If you want to investigate further some of the concepts presented in this article, I have created a practical implementation of it. It was implemented using Java and some correspondent frameworks. You can find it in my Github: https://github.com/teixeira-fernando/EcommerceApp
Microservices architecture is a common architecture pattern that you can find in applications from different companies around the world. There are still many ways to implement this pattern, including several kinds of technologies and components. One of those implementations possibilities includes some message queues, like for example, Apache Kafka and RabbitMQ, that brings an asynchronous behavior to those microservices. This approach has some pros and cons, but in this article, I will focus more on the quality and testing aspects of this option.
Many testers are used to test synchronous microservices and APIs. They have a good knowledge of what they need to validate, some tools that they can use to assist them and how to automate those tests. On the internet, there are many different tutorials and content with instructions on how to do it. The main challenge comes when there is a message queue in this architecture, where I noticed that many QA professionals have difficulties with these asynchronous microservices, because it is more difficult for them to validate the behaviour of these applications using the same techniques that they are used to.
In the same way that the development of applications must evolve, the test strategies for those applications must evolve too. This approach can be applicable with different programming languages and different frameworks, so, let’s try to focus on the concepts of this test strategy, that is the most important point here. With that in mind, I will present to you an approach that worked quite well in some of my previous experiences and in some personal study projects.
The image below represents a very simple architecture, and what each kind of test is intended to cover in this architecture:
You can see that we have 2 microservices in this architecture. They communicate asynchronously by a Kafka Queue. Also, we have an API gateway, that is an interface for the external consumer, to communicate with the microservice 1. So, just for a simpler understanding, we will consider that the microservice 1 exposes an HTTP endpoint for a functionality that can be called by this external consumer. This same microservice 1 will trigger an event to the Kafka Queue that will be processed by the microservice 2.
Now, let’s deep dive into the details of the strategy behind each one of the tests:
Unit Tests: This is a kind of test technically always present in any test strategy. It is really fast to execute, cheap to create and maintain and can cover many different points of your application; It supports us to guarantee the behavior of some internal layers of our micro service, like controller, service, repository, etc.

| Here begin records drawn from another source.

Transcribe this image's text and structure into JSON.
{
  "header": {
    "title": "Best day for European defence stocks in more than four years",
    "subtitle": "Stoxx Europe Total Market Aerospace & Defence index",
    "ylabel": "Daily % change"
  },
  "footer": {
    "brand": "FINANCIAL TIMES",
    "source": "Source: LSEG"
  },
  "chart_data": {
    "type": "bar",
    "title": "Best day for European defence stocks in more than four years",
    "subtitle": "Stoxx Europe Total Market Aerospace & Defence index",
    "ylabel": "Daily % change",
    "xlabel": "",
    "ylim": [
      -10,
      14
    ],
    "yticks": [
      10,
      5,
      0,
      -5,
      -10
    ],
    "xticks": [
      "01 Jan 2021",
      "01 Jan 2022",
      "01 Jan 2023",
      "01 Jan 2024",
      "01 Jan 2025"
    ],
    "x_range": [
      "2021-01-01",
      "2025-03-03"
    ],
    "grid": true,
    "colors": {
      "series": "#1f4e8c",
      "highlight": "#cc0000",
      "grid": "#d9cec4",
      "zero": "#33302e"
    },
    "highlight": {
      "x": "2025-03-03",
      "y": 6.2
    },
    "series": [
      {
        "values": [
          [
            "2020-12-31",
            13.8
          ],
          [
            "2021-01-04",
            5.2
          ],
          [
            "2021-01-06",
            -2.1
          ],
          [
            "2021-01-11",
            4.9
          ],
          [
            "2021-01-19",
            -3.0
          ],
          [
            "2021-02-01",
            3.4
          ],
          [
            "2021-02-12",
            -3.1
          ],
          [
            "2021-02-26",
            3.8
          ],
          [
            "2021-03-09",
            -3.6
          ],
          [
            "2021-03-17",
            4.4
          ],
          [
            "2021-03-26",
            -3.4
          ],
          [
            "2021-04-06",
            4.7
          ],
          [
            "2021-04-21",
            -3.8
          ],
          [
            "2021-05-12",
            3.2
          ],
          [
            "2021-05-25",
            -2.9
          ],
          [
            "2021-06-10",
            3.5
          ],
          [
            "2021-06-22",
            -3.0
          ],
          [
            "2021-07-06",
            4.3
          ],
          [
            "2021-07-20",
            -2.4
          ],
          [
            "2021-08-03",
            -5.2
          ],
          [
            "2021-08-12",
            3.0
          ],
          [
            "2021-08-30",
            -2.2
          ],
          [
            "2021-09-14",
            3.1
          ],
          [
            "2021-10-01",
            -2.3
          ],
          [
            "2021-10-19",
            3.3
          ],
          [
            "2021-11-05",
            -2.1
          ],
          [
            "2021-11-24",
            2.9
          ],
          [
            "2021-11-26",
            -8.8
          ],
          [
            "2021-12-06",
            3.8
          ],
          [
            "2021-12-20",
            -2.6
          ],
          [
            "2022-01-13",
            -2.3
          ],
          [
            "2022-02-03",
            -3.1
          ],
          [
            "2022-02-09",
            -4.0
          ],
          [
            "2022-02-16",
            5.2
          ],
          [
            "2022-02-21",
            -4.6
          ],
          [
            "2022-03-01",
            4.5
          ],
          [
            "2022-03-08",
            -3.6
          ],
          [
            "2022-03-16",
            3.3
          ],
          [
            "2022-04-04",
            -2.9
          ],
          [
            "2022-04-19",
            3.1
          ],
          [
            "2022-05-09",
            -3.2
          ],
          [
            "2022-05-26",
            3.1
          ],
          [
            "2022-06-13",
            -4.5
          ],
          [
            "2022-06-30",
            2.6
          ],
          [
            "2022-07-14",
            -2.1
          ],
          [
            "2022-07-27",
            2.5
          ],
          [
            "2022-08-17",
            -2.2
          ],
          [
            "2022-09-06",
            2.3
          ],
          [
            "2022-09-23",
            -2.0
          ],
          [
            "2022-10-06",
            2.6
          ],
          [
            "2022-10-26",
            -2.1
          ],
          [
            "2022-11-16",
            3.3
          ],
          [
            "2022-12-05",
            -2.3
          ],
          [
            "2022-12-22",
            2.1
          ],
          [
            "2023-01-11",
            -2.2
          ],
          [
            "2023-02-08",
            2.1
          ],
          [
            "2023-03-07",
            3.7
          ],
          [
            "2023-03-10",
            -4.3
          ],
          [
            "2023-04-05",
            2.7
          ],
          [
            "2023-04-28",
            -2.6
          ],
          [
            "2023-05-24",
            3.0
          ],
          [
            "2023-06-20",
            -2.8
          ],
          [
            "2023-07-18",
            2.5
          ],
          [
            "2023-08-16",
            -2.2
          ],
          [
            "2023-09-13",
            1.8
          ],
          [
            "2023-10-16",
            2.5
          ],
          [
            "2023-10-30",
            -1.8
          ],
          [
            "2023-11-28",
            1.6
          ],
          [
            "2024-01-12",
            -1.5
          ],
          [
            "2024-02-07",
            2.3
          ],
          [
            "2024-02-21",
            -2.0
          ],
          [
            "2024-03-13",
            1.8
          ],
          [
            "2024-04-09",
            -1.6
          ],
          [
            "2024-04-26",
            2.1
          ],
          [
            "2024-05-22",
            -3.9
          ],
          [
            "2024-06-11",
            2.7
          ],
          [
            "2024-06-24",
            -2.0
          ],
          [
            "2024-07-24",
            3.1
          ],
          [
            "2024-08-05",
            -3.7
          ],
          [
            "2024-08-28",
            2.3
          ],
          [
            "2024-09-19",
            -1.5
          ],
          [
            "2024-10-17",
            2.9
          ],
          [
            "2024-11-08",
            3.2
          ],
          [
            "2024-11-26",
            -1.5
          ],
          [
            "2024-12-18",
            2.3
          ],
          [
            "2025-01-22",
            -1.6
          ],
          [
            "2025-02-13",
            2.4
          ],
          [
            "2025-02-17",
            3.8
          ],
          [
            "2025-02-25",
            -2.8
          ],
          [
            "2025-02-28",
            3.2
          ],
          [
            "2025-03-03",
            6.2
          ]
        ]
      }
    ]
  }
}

Integration Tests: Here we have mainly 2 important responsibilities for those tests. It will be applicable in both microservices contexts of the architecture above:
Some integration tests will validate the integration with the Database. In this test, we can try to use an in-memory database for an isolated and independent execution. In most cases, it’s interesting to include all the MVC layers of a functionality here, in order to guarantee the integration of all the internal layers too;
The other integration tests will assist us to verify the connection with the kafka queue. When the microservice is a producer, we can validate that it is correctly publishing events into this Kafka Queue. And when the microservice is a consumer, we can test that it can pull events from the queue and process them. In both cases, it is interesting to try to use Embedded/In-memory kafka libraries to make those tests isolated and independent, also helping to avoid some possible flakiness.
Contract Tests: It has been increasing it’s popularity a lot over the last few years. It can help a lot to deal with interdependence issues between microservices. In our context here, it validates if the event contract that the microservice 1 is sending, it’s the same that the microservice 2 is expecting. The strategy includes a centralized Pact Broker to store those contracts. We can include this test in our CI pipeline, in order to validate this contract constantly wherever there is any change in the microservices.
E2E tests: One time that we have all the other tests covering many different components of the architecture, it will be necessary just a few E2E test to make some final checks of this architecture (this is an important point because this is the most costly type of test on our strategy, and we want to make it as much efficient as possible). The E2E tests will cover this external communication with our application, where it includes the API gateway that makes this interface. It is important to highlight that the microservice 2 is not covered in the E2E tests because we cannot check his behavior of consuming the kafka message. Because of that, it is even more important to have the other kinds of tests to cover it.
Depending on the infrastructure that you application is deployed, you can add other kinds of tests. For example, let’s say that everything is deployed on AWS using Infrastructure as a code with Terraform. You could also think about including tests for Terraform, that will help to guarantee that everything in your infrastructure is correctly configured to support your application. It could help a lot to anticipate some issues.
In conclusion, I would like also to mention that depending on other components of your architecture, this strategy can vary considerably. My recommendation is to always try to map some breakpoints and risks of your architecture, in order to create something efficient for your context.